Ma chère et tendre Mildred, Assis au bord du lac ce matin, Horace le patron du magasin Herrington, est venu m’apporter une nouvelle qui m’a déchirée le cœur.
Une partie était effacée par l'humidité, et si la grande majorité des mots n’avaient pas bavé, la partie de la lettre qui me semblait la plus intéressante avait disparue. En revanche il était possible de distinguer quelques mots, et ce qui était écrit m'avait frappée jusqu’à l’âme, si violemment que ça résonnait en moi comme le son d’un tambour dans un gouffre qui ne finirait sans doute jamais :
La pauvre n’a pas survécu, et je ne l’ai même pas cherchée quand elle est partie en furie de la maison.
Ma frustration était plus présente que jamais. De quoi Magnus parlait-il dans cette lettre ? Et de qui surtout !?

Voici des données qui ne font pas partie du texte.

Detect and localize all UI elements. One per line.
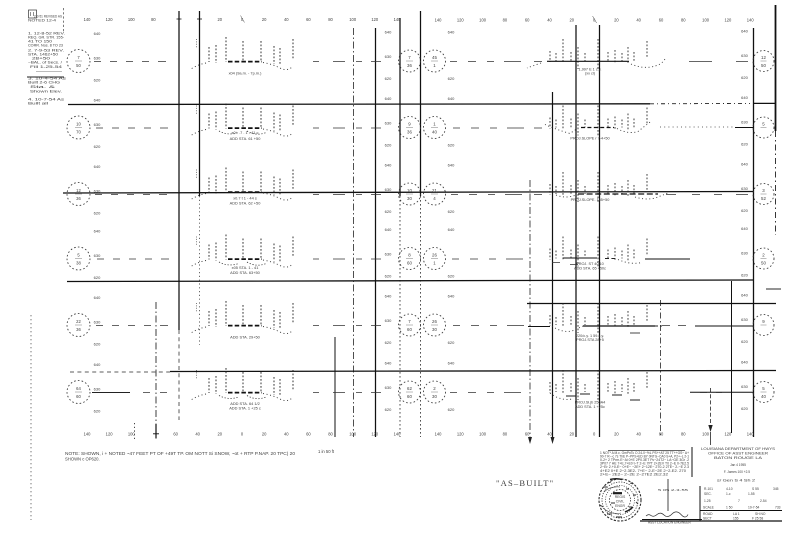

La lettre parlait d’un Horace, je me doute bien qu’il ne puisse pas s'agir de notre bougre d’Horace qui fume la pipe du matin au soir. Même si il était très vieux, je ne pense pas que ce soit un fossile à ce point. Mais la “coïncidence” m’intriguait. De toute façon la poissonnerie avait définitivement quelque chose à voir avec ce que je cherchais, et même si la première fois que Aileen et moi y étions allés nous n’avions rien trouvé, je savais qu’il fallait continuer de tourner autour. En prenant soin de bien fermer le petit coffret, je quitte les lieux, descend les marches une à une d’un pas lent, lourd de réflexion.
Est ce que tout est vraiment dans le grenier papi?
Tout ?
Oui, tous les documents qui concernent la famille ?
C’est ce qu’il reste.
Ce que j’avais vu dans le grenier, c’est les seuls documents que la mairie lui avait laissé depuis que Mr.Fishnet avait été élu maire.
J’ai pris la route de la maison après avoir embrassé Fergus. Le vent faisait rage de nouveau, c’était usuel ici, mais le froid qui me brûlait jusqu’aux bout des oreilles ça je m’y suis jamais fait et ne m'y ferai jamais.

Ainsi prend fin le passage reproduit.